I have to point out that I only found out that I had been sacked from my reception job by two prisoners a couple of days later, at first I was told I was suspended. I then found out that I was being investigated for supplying mobile phones to prisoners, which was not proven as it was a false allegation made up by someone that I thought was a good friend. Someone I provided support to during his first few days in prison. He ended up replacing me in reception, he also knew my girlfriend was bringing the watch up on a visit. Yes, I was angry, stressed and bored but at no stage was I having suicidal thoughts. On G.O.A.D I was only allowed out to collect my meals and for exercise, plus a shower now and then when I could also use the phone. This night however, a member of staff was on duty with whom I got on with and he let me out for association.

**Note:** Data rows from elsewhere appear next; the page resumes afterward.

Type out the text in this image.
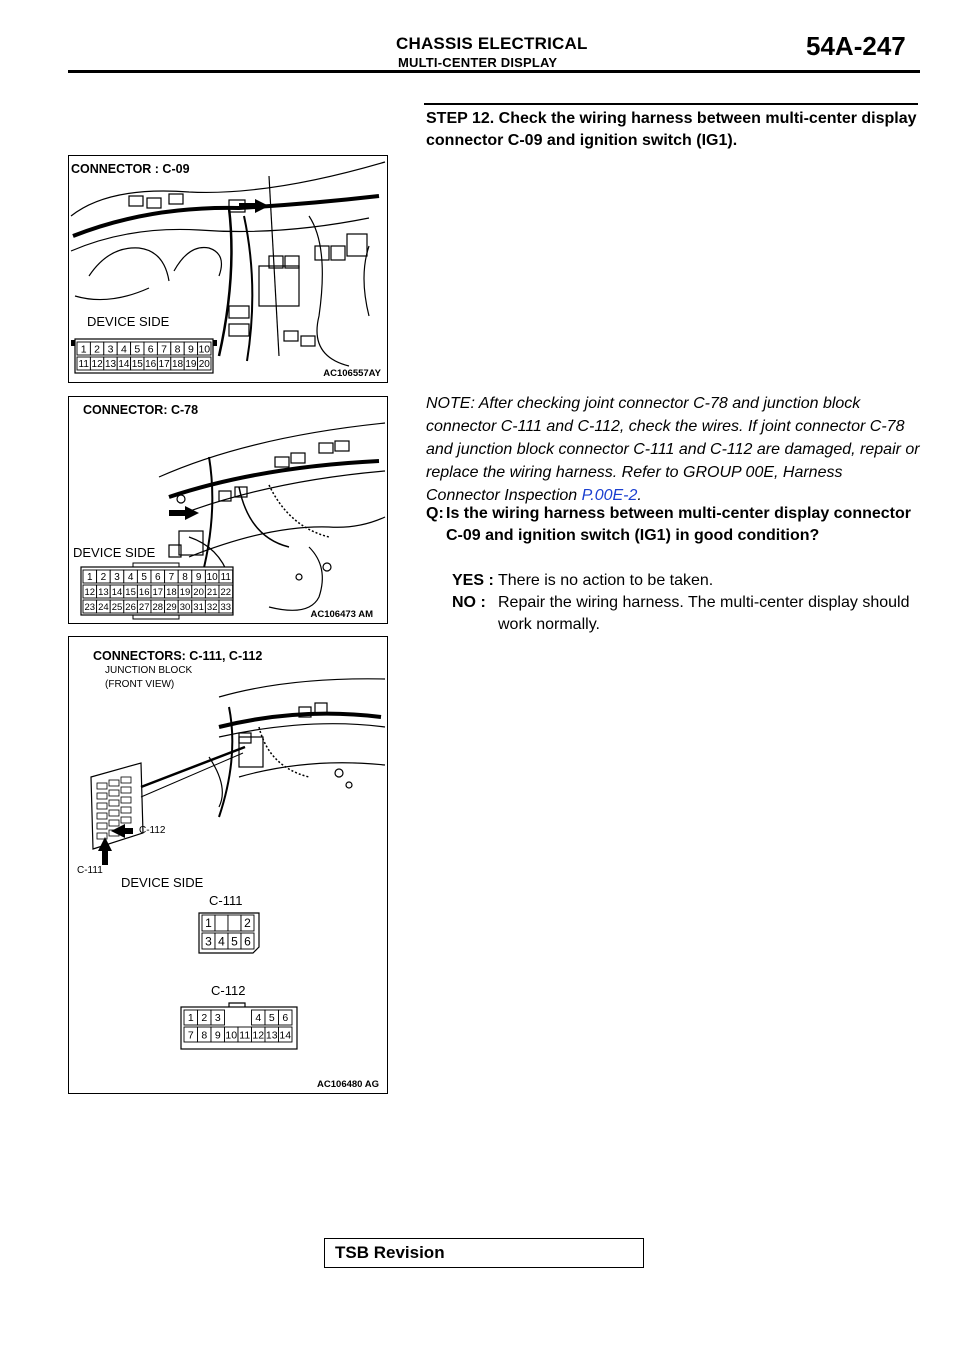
CHASSIS ELECTRICAL
MULTI-CENTER DISPLAY
54A-247
STEP 12. Check the wiring harness between multi-center display connector C-09 and ignition switch (IG1).
1 2 3 4 5 6 7 8 9 10
11 12 13 14 15 16 17 18 19 20
CONNECTOR : C-09
DEVICE SIDE
AC106557AY
1 2 3 4 5 6 7 8 9 10 11
12 13 14 15 16 17 18 19 20 21 22
23 24 25 26 27 28 29 30 31 32 33
CONNECTOR: C-78
DEVICE SIDE
AC106473 AM
1	2
3 4 5 6
1 2 3	4 5 6
7 8 9 10 11 12 13 14
CONNECTORS: C-111, C-112
JUNCTION BLOCK
(FRONT VIEW)
C-112
C-111
DEVICE SIDE
C-111
C-112
AC106480 AG
NOTE: After checking joint connector C-78 and junction block connector C-111 and C-112, check the wires. If joint connector C-78 and junction block connector C-111 and C-112 are damaged, repair or replace the wiring harness. Refer to GROUP 00E, Harness Connector Inspection P.00E-2.
Q: Is the wiring harness between multi-center display connector C-09 and ignition switch (IG1) in good condition?
YES : There is no action to be taken.
NO : Repair the wiring harness. The multi-center display should work normally.
TSB Revision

I had phoned my girlfriend, she was drunk and told me that her and a friend had invited three men back to our house, she said that they wouldn’t leave and was trying it on with her, I told her to just call the police but she just brushed it off, I got angry and she hung up. I called back after waiting to get on the phone and she just said you and me are over and hung up. Then it was time for bang up. Now, bang up has never bothered me, this time though as soon as that door shut an immediate wave of emotions came over me, I felt helpless and have never felt so alone in all my life, or had felt like the way I was ever or since. My neighbour, through a hole in the wall where the heater pipe goes through, asked me if I was OK, he was also a listener. I just brushed him off with saying yeah, but I wasn’t.
The officer done his roll check, I just sat there and started to work out how I could hang myself. I also started writing a suicide note to my girlfriend. They say that once you decide it’s over, some people feel at ease. I did not feel at ease at all. I was in tears, feeling terribly sorry for myself and had convinced myself that everyone was better off without me. I couldn’t work out how I could attach a noose. I then realised that I had a load of medication in my draw, I hadn’t been taking them for a while but still collected them. There was codeine (30mg) anti-depressants (45mg Mirtazapine) and sleeping tablets (7.5mg Zoplicone), about 40-50 in total and I took the lot, I was even sick in my mouth a couple of times but swallowed it back down.
My neighbour, as I found out later, was calling me and couldn’t get a response so he rung his cell-bell and they found me passed out on the floor, everything was a bit hazy after that, it wasn’t until I had come round in the hospital that I realised where I was. I was angry that they saved me as I wanted to be dead. I was in the hospital for a few hours, got brought back to Norwich and placed back in the same cell and they opened an ACCT.
What scared me the most was how quick I went from anger to total despair and attempted suicide. As with the first guy I mentioned earlier it can happen at the click of a finger but then like the second guy, after several months. I had also been a listener and should have known to talk but I didn’t. Well, that’s my story. I hope it can help in some way, I feel it highlights that getting more people to talk is imperative and should be a key promotion.
A while ago I saw a news article about the Samaritans attending police stations in South Wales, what a great idea that could be expanded on by attending all Magistrates and Crown Courts. This is an area where local ex-prisoners could become involved, they will also have experience of the local prison and could provide a wealth of information to newly incarcerated people which could have huge positive implications on their mental health.